Я рассмеялась,
— Сделаю что смогу, — сказала я и запрыгнула обратно в машину.
— Эй, Кейт, — позвала Джорджия и голос её на этот раз был серьезен.
Я на мгновение замерла.
— Будь осторожна, чем бы ты там не занималась.
— Обещаю, — сказала я, посылая ей воздушный поцелуй и плюхаясь на пассажирское сидение.

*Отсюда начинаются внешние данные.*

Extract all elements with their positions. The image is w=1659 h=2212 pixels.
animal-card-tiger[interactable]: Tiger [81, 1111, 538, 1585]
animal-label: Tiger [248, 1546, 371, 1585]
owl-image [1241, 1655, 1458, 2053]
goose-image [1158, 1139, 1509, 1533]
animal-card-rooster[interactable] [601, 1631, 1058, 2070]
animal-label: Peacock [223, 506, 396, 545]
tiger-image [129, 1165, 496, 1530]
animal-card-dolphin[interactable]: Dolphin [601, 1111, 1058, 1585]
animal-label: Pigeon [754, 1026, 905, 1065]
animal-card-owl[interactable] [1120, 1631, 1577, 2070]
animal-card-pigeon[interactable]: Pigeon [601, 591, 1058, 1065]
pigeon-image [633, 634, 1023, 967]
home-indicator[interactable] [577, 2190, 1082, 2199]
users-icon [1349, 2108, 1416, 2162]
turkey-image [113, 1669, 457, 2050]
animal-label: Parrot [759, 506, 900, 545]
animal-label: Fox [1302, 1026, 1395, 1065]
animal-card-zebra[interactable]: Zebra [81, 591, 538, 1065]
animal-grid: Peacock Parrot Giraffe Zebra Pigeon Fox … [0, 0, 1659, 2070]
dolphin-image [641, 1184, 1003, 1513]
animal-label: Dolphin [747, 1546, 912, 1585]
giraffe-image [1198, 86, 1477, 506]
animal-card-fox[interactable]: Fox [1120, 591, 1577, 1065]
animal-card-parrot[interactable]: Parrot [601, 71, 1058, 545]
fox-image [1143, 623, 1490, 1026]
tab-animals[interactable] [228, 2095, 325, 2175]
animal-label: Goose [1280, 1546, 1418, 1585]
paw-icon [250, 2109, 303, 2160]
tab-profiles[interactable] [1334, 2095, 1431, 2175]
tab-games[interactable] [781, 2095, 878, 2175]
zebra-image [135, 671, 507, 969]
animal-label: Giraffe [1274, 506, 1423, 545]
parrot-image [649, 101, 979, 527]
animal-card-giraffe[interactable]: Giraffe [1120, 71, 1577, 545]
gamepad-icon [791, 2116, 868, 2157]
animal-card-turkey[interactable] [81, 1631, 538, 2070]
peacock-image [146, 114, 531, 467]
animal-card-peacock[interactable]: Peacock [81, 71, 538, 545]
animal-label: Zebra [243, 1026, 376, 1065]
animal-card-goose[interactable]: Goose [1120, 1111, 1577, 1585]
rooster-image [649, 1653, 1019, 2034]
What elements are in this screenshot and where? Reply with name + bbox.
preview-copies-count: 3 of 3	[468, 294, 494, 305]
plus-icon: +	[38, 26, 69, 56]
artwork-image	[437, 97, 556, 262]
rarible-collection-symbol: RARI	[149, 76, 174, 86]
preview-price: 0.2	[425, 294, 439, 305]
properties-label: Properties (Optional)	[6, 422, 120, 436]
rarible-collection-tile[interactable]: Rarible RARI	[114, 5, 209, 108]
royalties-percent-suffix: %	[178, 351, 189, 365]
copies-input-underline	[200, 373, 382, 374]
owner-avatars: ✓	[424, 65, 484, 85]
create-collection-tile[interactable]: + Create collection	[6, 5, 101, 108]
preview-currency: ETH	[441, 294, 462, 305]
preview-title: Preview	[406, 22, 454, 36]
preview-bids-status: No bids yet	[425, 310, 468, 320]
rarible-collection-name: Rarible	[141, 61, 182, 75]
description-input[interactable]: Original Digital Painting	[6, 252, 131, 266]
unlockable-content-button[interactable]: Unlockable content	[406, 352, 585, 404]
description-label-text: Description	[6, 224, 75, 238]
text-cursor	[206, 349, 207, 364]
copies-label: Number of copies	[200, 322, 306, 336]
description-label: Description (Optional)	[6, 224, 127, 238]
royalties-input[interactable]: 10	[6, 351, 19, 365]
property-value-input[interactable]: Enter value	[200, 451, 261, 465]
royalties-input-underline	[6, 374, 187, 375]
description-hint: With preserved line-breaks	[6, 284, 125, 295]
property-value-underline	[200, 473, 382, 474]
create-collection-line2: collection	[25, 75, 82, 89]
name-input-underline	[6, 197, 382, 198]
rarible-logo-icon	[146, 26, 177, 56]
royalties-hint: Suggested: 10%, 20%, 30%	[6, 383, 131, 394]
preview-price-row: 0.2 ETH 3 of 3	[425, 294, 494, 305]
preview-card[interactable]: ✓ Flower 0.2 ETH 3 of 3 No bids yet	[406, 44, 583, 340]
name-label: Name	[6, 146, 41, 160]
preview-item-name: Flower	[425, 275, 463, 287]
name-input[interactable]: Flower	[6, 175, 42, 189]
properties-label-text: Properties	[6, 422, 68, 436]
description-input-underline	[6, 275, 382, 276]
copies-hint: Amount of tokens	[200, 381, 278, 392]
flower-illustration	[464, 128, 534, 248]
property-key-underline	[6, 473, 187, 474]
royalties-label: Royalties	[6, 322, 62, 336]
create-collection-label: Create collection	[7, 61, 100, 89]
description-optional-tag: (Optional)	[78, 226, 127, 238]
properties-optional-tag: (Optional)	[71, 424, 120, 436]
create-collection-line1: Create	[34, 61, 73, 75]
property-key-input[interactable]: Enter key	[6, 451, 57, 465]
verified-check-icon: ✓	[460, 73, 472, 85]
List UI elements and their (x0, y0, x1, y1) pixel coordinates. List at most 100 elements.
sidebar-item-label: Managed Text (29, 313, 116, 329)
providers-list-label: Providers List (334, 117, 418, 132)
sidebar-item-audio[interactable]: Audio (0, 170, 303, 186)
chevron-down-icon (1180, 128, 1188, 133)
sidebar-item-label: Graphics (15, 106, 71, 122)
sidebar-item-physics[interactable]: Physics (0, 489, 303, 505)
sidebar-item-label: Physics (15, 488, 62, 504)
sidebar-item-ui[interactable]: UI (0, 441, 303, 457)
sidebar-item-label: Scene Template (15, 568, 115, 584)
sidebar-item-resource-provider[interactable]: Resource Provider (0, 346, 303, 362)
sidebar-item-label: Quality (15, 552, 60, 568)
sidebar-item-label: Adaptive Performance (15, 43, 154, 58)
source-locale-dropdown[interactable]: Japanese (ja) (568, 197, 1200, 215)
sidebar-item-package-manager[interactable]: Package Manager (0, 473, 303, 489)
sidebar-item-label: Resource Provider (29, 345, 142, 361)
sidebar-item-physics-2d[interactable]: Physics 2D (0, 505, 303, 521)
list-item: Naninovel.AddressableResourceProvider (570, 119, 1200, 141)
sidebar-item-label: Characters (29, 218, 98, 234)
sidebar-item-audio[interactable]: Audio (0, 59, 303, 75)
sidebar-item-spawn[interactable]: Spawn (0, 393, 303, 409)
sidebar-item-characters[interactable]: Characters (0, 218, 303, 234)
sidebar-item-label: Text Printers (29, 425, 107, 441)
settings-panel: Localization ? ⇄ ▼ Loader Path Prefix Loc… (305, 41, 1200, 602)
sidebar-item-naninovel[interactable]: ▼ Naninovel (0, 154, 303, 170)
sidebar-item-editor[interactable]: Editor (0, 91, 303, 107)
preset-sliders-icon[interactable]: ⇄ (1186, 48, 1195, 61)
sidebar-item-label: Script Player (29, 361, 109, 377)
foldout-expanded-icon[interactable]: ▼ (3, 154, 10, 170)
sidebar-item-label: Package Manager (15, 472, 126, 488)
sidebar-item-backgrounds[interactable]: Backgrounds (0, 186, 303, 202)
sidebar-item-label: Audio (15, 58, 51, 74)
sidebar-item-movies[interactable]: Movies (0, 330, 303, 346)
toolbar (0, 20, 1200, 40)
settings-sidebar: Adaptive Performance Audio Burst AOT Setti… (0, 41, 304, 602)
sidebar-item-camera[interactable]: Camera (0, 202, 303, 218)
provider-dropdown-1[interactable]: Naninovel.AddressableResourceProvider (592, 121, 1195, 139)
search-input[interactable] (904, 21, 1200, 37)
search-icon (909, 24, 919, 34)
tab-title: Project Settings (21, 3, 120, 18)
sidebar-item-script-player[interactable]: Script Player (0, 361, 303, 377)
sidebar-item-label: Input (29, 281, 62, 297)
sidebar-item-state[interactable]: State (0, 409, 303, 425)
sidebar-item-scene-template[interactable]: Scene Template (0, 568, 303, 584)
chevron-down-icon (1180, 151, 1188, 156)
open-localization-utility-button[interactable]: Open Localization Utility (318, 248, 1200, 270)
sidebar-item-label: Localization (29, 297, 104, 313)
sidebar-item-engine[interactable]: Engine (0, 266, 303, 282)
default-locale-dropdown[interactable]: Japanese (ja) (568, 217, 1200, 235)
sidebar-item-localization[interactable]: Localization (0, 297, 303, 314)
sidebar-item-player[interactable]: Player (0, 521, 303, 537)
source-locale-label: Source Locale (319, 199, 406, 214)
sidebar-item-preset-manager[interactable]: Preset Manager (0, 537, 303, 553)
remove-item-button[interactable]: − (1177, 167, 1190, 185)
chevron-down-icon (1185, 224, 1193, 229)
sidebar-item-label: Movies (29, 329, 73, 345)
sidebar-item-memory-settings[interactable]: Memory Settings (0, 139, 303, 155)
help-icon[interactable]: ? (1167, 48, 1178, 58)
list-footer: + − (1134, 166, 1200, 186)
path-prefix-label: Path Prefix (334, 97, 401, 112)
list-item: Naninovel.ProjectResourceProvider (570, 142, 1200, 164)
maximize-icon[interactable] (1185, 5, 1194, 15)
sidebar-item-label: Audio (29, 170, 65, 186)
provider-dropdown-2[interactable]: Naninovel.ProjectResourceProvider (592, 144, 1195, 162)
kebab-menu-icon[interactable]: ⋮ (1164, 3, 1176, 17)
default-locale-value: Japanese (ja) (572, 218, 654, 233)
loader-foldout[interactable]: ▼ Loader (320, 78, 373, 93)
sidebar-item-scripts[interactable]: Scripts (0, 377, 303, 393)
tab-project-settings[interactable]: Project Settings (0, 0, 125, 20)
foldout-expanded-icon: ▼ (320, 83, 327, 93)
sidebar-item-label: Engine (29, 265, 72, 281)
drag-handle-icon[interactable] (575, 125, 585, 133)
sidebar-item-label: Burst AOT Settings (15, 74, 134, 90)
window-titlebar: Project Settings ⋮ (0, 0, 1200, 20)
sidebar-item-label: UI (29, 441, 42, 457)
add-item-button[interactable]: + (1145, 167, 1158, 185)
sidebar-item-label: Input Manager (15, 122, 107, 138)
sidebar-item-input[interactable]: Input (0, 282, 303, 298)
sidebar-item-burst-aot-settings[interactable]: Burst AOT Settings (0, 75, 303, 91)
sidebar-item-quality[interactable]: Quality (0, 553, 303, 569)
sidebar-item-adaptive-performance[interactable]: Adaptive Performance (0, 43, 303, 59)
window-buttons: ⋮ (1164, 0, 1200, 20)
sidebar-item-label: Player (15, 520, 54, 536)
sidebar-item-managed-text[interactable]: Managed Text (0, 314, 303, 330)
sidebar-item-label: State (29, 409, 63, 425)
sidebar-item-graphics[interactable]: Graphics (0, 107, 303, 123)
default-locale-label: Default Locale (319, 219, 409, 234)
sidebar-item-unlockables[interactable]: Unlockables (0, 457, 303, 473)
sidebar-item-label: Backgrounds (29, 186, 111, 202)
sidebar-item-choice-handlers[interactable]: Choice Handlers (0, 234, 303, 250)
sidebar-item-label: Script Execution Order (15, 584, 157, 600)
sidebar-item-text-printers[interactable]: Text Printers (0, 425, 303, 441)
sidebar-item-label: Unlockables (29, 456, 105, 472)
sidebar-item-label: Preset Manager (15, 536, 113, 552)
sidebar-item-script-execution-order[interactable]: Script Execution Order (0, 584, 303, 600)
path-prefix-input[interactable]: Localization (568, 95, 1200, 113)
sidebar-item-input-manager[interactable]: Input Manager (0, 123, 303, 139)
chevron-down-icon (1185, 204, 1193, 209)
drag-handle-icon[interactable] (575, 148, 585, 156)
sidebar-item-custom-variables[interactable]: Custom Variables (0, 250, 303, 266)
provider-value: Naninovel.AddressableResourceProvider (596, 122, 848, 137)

— Ну так, что за дела, Кейтс? — неуверенно сказал Жюль, возясь с ручкой радио.
— Надо бы съездить кое-куда, — сказала я.
Это привлекло его внимание.
— Куда это?
— На Сент-Уэн.
— То есть ты прогуливаешь школу для того, чтобы смотаться на блошиный рынок? Винсент знает чем ты занимаешься? Постой…только не говори мне. Ну, конечно, он ни сном, ни духом или ты не хочешь ждать, пока он вернется.
— Разве Винсент не просил тебя поохранять меня сегодня? — спросила я.
Жюль кивнул.
— Вот и чудно, а я собираюсь на Сент-Уэн. Так что ты можешь подкинуть меня до метро или самому меня отвезти. Всё, что угодно, лишь бы твои чувства-охранника позволили бы тебе не мучиться совестью.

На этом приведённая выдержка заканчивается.